Le 5 juin c'est donc les Maquis qui se mobilisent et appliquent les Plans prévus (sabotages de lignes téléphoniques, du câble Paris-Nice et des voies ferrées).
La réaction allemande est extrêmement violente. Le 10 juin les Allemands montent une grande attaque contre le Maquis de Jouques, le 12 contre celui de Saint-Anne et Charleval et le 16 contre celui de Saint-Antonin. Les pertes sont lourdes du côté des maquisards, estimées à 80 tués dont 40 blessés achevés par les Allemands.
On apprendra après la Libération que les Maquis de Jouques et de Saint-Anne ont été "donnés" par un agent parachuté en France comme radio et instructeur sous le nom de Nol, les Allemands lui donneront le nom de code d'Eric. Il se mettra au service de la Gestapo de Marseille sous les ordres de Dunker-Delage.
II livrera des dizaines de résistants dont la plupart seront fusillés, abattus ou déportés, dont Jonglez de Ligne et Gérard, le premier sera déporté reviendra, le second sera abattu. Il communiquera en outre le plan d'opérations de Lécuyer. Noêl ne touchera pas le salaire de sa trahison car il sera exécuté par Delage. Toutes les preuves de cette forfaiture sont contenues dans les rapports "Catilina et Flora" rédigés par Dunker-Delage qui, arrêté après la Libération sera condamné à mort et fusillé le 6 Juin 1950.

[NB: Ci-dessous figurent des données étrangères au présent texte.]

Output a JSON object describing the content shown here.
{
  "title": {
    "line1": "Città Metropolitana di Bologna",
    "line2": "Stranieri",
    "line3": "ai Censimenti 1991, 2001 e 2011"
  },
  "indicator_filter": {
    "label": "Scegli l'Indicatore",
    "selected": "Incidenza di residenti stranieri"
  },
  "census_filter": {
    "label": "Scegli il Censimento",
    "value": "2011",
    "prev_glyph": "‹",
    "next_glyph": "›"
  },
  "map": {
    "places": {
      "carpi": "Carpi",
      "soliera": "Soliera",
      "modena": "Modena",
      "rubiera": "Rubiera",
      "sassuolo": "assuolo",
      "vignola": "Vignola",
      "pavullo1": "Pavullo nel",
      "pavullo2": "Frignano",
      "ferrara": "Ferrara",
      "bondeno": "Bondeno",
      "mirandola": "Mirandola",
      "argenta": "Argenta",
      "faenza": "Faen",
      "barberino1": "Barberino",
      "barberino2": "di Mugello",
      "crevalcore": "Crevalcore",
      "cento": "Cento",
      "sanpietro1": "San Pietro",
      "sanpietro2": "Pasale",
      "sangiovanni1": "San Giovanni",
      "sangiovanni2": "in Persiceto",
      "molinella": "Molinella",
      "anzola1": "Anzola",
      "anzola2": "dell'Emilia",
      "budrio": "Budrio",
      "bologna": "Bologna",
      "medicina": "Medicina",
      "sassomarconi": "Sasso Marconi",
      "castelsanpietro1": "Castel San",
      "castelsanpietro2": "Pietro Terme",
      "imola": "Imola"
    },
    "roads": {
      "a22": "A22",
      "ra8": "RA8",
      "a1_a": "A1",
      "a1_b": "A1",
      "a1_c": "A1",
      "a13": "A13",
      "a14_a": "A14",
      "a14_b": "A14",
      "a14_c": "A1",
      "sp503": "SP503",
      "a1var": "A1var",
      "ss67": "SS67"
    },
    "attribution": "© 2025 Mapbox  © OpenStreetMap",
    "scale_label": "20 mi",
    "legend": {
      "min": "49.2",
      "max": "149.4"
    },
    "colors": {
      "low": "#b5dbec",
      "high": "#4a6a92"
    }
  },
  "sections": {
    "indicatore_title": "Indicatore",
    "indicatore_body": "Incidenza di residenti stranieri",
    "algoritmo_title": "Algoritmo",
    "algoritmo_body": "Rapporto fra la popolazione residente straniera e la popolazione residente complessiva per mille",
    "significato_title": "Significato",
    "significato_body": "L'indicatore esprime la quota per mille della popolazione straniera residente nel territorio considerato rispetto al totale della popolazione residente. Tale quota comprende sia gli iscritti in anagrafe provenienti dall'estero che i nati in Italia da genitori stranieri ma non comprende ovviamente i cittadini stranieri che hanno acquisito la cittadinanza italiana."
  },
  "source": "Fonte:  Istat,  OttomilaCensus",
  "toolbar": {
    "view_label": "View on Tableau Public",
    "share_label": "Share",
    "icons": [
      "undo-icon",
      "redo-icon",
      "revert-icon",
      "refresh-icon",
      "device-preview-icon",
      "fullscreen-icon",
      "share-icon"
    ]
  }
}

Par contre l'attaque contre le camp Mirabeau échoue, son chef, Jean Perreaudin après un bref combat jusqu'à épuisement des munitions réussit un repli sans perte par la Durance en emportant les armes.
Un autre groupe commandé par Fernand Arbaud décroche aussi. Franchi donne l'ordre d'évacuer le camp de Meyzargues. II a la conviction que les Maquis ont été vendus, car les Allemands ont été conduits de nuit par des chemins de colline jusqu'aux deux groupes.
Plus à l'est les Maquis de Ligoures et de la Trévaresse, faute de directives, Gérard ayant été arrêté le 7 juin, restent calmes.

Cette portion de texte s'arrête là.